Political

Dear Avaaz, You have me confused with your views on playing fields…

Dear Avaaz,

I’m stumped by the email you’ve been sending out promoting one of your petitions.

I know from your own corrections page that you seem to take care to get details right and to your credit acknowledge errors when you’ve got things wrong. The couple of Avaaz folk I have met have also been pretty good people from what I can tell.

So I’m willing to give you a fair bit of benefit of the doubt. But I am really struggling to see how you can justify the bit in your recent email which says, “Michael Gove is selling off our school sports fields to rich property developers at a staggering rate — leaving a generation of British kids with nowhere to play”. It stumps me.

First, because the number of playing fields being disposed of for one reason or another has massively fallen since May 2010. Take the total number disposed of 1999-May 2010 and divide by the number of months; do the same again for May 2010-current day and you discover the rate has halved.

OK, so perhaps this new, far far lower rate is “staggering” and the previous rate was “unbelievably staggering”?

But what actually makes up this “staggering” rate? This comes to my second point of puzzlement.

It’s that of the 21 playing field disposed of since May 2010, i.e. under Michael Gove, 14 were when schools had closed. Disposing of a playing field when there is longer a school to go with it and all the kids have gone off to other schools is hardly leaving kids with nowhere to play is it?

As for the other 7 playing fields we’re left with, there’s a pretty good explanation in each case, none of which sounds like it leaves any kid with nowhere to play (e.g. two schools, each with their own playing fields, amalgamate and don’t need the full extent of the two original sets of playing fields, or the ‘disposal’ that was actually a lease to a company that then redeveloped and improved it, keeping it as a playing field for school use). (See here for more.)

But even if I’m really generous and think you’ve got good reasons to knock back the explanations for all 7, let’s put this number in some context. There are 3,127 secondary schools in England. So even if all 7 of those disposals are ones you’ve got good reason to suspect, that is still just 7 compared to thousands of schools. How is that “leaving a generation of British kids with nowhere to play”?

And that’s without getting into the fact that this is only talk of how many playing fields have stopped being used without looking at how many new ones have also been created. Isn’t the net figure the one that really matters? After all how can you talk about whether or not kids have somewhere to play without looking at how many playing fields have been newly created too?

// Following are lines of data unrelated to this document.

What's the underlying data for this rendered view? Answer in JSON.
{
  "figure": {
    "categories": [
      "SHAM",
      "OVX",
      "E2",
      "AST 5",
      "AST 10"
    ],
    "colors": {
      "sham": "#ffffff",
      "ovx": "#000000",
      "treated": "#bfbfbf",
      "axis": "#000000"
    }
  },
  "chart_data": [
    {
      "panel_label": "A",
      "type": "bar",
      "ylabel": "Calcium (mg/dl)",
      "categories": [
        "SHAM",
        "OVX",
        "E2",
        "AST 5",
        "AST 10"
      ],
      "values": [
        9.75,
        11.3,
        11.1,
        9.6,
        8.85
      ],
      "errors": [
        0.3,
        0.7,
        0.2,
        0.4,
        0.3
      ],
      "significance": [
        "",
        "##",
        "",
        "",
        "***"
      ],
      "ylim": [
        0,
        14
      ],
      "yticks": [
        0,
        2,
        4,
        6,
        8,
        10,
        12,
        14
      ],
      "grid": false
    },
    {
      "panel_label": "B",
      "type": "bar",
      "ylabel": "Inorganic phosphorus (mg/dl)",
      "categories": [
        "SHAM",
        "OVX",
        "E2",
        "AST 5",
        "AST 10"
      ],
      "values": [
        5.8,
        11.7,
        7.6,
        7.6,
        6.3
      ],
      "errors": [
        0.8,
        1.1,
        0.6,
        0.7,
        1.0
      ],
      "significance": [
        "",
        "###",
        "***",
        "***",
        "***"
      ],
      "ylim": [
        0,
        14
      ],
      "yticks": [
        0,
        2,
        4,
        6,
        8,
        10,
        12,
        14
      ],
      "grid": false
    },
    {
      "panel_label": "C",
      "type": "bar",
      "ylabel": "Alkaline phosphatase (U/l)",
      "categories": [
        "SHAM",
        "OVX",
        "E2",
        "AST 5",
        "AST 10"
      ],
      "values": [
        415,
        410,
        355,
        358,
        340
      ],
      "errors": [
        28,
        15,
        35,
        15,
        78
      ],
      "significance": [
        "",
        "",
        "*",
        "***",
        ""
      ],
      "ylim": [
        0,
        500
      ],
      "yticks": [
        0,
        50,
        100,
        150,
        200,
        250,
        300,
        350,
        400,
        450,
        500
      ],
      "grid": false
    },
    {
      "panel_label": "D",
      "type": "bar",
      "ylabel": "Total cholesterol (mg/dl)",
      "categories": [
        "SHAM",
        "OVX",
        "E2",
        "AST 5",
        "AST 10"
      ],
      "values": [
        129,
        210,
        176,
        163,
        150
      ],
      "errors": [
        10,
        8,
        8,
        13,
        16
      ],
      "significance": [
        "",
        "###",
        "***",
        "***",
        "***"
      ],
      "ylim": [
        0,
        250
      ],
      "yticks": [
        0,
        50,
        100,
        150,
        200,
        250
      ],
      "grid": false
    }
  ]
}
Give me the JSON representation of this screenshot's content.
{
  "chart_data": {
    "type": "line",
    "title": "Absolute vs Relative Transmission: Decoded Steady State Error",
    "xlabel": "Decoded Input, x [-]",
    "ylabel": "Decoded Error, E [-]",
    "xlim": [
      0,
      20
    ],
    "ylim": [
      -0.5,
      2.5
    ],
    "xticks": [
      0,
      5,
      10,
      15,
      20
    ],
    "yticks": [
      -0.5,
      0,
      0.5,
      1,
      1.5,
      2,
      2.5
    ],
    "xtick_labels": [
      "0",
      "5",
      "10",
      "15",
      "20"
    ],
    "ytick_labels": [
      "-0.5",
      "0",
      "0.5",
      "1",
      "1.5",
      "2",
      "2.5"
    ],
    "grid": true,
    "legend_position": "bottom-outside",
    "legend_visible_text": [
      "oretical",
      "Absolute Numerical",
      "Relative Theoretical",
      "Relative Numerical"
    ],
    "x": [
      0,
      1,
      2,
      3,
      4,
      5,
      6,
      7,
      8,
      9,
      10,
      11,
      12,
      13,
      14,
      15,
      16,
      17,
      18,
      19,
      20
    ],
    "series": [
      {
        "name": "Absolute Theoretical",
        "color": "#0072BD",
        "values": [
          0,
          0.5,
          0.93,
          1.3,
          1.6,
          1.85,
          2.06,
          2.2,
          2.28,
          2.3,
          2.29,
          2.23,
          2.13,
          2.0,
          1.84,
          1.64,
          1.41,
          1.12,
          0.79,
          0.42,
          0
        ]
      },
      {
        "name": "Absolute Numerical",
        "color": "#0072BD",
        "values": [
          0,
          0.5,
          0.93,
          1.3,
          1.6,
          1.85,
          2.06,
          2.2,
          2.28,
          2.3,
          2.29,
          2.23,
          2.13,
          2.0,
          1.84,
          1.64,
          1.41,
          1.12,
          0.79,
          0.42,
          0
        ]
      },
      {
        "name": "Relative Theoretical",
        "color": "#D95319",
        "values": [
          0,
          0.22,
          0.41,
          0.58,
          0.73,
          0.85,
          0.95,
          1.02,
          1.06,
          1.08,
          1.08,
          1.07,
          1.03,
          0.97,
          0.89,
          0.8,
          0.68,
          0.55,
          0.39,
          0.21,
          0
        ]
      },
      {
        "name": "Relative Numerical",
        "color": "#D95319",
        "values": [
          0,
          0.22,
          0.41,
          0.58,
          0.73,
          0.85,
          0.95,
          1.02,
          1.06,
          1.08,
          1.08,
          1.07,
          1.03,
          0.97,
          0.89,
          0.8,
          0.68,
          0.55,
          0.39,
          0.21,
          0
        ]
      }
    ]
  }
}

In other words, your claim seems to me to be exaggerated, inaccurate and deeply misleading, even with some generous assumptions along the way.

Now, I’m no expert in school playing field provision (just as I was no expert when it came to playing on school playing fields) so perhaps the evidence I’ve seen is all wrong and you’ve got some good research to back up the claims.

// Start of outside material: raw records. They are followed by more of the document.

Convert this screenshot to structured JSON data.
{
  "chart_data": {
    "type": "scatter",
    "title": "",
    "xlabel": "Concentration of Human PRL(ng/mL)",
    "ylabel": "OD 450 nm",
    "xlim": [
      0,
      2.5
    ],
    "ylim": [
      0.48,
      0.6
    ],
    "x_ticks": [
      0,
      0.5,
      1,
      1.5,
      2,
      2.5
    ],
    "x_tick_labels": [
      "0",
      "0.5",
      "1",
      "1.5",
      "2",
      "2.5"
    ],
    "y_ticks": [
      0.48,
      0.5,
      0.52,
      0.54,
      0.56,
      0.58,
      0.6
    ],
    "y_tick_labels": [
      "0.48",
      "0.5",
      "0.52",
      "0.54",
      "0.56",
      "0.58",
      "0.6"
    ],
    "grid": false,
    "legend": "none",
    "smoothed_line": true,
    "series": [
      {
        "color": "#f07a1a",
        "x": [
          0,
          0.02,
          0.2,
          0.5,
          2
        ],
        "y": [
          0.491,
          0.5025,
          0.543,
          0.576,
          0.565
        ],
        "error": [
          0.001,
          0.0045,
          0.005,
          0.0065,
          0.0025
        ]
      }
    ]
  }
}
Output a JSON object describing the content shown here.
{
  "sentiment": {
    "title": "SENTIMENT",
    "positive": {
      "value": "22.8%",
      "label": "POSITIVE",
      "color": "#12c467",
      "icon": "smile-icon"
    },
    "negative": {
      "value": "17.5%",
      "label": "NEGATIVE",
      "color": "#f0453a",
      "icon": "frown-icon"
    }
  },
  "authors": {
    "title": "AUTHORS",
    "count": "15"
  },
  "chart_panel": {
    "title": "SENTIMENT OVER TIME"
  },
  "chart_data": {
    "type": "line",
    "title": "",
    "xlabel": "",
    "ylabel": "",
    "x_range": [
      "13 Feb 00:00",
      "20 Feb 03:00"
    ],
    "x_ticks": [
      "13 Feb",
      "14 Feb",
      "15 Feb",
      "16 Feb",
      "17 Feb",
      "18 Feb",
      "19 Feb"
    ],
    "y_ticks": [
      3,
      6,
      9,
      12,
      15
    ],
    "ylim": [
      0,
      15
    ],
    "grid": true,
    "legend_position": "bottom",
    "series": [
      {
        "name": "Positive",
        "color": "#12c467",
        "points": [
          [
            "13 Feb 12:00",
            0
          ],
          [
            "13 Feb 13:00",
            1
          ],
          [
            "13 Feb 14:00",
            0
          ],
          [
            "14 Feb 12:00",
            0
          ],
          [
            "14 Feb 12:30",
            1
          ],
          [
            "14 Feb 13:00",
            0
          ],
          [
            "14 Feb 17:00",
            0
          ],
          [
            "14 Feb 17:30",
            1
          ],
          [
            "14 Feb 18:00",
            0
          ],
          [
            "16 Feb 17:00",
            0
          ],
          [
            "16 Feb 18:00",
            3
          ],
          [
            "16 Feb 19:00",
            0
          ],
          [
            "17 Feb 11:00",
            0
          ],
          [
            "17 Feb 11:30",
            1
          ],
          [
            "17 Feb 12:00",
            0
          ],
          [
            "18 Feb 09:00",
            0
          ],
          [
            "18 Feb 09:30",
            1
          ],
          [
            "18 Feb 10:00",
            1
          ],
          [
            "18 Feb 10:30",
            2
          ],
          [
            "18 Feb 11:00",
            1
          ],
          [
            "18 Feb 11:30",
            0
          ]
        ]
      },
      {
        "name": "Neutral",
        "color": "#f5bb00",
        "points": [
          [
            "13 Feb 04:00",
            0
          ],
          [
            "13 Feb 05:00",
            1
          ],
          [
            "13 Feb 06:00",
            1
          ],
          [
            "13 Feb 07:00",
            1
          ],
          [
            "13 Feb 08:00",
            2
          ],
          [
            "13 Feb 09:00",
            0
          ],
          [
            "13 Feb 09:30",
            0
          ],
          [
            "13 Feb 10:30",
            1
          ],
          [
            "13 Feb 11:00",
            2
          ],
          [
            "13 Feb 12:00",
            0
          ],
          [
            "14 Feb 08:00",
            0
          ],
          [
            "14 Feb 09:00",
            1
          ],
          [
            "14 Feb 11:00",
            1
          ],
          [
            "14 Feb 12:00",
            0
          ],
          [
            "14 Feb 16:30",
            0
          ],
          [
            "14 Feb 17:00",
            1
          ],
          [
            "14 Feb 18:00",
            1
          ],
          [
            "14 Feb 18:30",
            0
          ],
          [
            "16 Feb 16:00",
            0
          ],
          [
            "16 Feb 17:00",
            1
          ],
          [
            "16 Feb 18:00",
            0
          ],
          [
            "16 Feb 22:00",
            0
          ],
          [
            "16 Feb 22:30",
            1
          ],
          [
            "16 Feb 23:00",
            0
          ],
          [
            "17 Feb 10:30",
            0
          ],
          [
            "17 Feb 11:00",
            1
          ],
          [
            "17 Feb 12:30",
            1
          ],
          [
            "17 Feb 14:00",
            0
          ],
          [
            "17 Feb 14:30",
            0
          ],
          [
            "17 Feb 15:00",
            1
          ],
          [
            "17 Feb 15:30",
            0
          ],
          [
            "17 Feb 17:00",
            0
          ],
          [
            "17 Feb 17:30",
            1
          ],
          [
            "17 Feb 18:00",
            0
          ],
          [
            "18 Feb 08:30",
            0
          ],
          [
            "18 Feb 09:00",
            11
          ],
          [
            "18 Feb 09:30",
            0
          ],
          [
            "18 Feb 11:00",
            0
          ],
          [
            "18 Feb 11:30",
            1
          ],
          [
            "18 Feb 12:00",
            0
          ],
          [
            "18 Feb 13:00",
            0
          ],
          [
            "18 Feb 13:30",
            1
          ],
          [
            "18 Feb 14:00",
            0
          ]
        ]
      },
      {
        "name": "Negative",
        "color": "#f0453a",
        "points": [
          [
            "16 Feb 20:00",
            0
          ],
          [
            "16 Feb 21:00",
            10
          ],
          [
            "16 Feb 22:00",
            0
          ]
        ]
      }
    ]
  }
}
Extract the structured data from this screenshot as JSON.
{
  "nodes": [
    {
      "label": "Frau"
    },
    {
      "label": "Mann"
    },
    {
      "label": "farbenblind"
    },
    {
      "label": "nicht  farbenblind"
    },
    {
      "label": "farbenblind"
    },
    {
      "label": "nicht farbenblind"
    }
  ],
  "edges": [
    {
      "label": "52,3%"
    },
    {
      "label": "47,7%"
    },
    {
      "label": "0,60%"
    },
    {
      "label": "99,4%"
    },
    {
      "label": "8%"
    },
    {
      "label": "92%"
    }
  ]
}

In which case, would you mind telling me what it is? I have egg ready to place on my face as required.

Thanks.

Yours etc.

 

Hat-tip: Thanks to Daisy Benson for pointing out the email to me.

3 responses to “Dear Avaaz, You have me confused with your views on playing fields…”

  1. This one is well off target Avaaz. But Mark could also have included the figures for the last Tory government, which I think were even worse.

  2. But can any one tell me why we are closing schools at all, when the school population is rising all the time? OK it's geographically patchy, but I bet some of the sales are of inner- city schools in boroughs like Haringey, which has a knack of closing schools (Stationers', Lady Somerset) , and then finding it needs to build more.

  3. This campaign made me sit up as well. My questions for Avaaz are: Is it democratic and accountable? – Who are its decision makers? – Who decides what to campaign on and when? – Who checks its facts and ensures that campaigns do not descend into simplistic mud-slinging? – How do we change its organisers if we do not like what they do? ("Never trust anything if you cannot see where it keeps its brain" – J.K. Rowling.)